When going through a divorce or child custody dispute, parents may be flooded with terms, court procedures, and roles of professionals that may be unfamiliar. It is important for parents to understand each attorney’s role in cases that involve or effect their children. One type of professional that may be unfamiliar to parents is a “guardian ad litem”.
A guardian ad litem is an attorney appointed by the court to represent the best interest of the child in a legal matter. In the context of divorce or child-custody disputes, the guardian ad litem presents to the court what they believe to be in the best interest of the child based on their factfinding.

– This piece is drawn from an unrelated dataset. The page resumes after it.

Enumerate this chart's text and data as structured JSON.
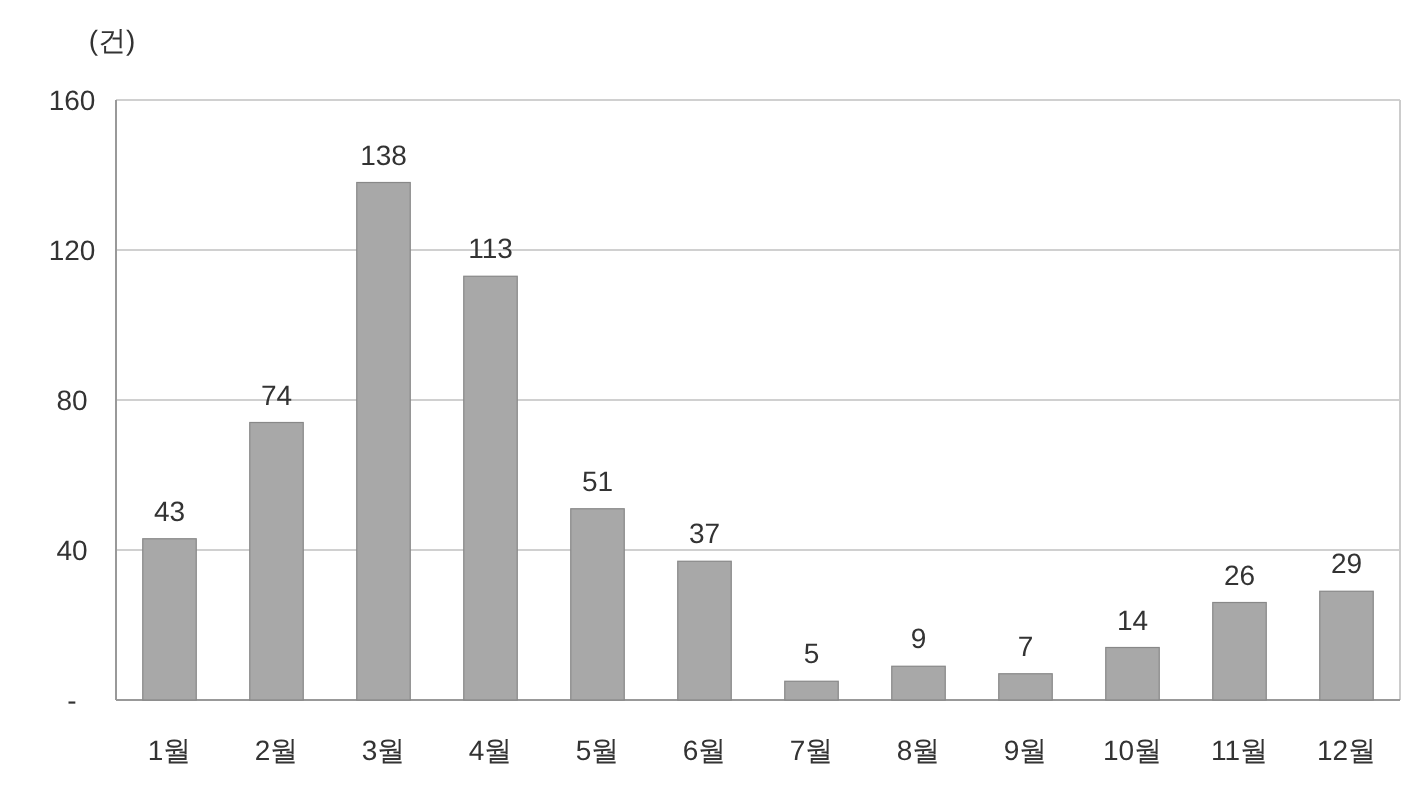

This year, Iowa law expanded the importance and relevance of guardian ad litem involvement. Before this year, any child serving as a prosecuting witness for cases involving crimes such as child endangerment, neglect, abandonment, kidnapping, or sexual abuse who was under the age of fourteen was entitled to a guardian ad litem. All children between the age of fourteen and seventeen could be appointed a guardian ad litem under the same conditions, but the guardian ad litem had to agree to participate without compensation. This made it difficult to find quality attorneys to represent older children’s interests.
Under the new rules passed under House File 361, all children under the age of eighteen serving as a witness for specified crimes are entitled to have their interests represented by a guardian ad litem. This expansion to the age-range ensures that more children have their interests represented in difficult and sensitive cases.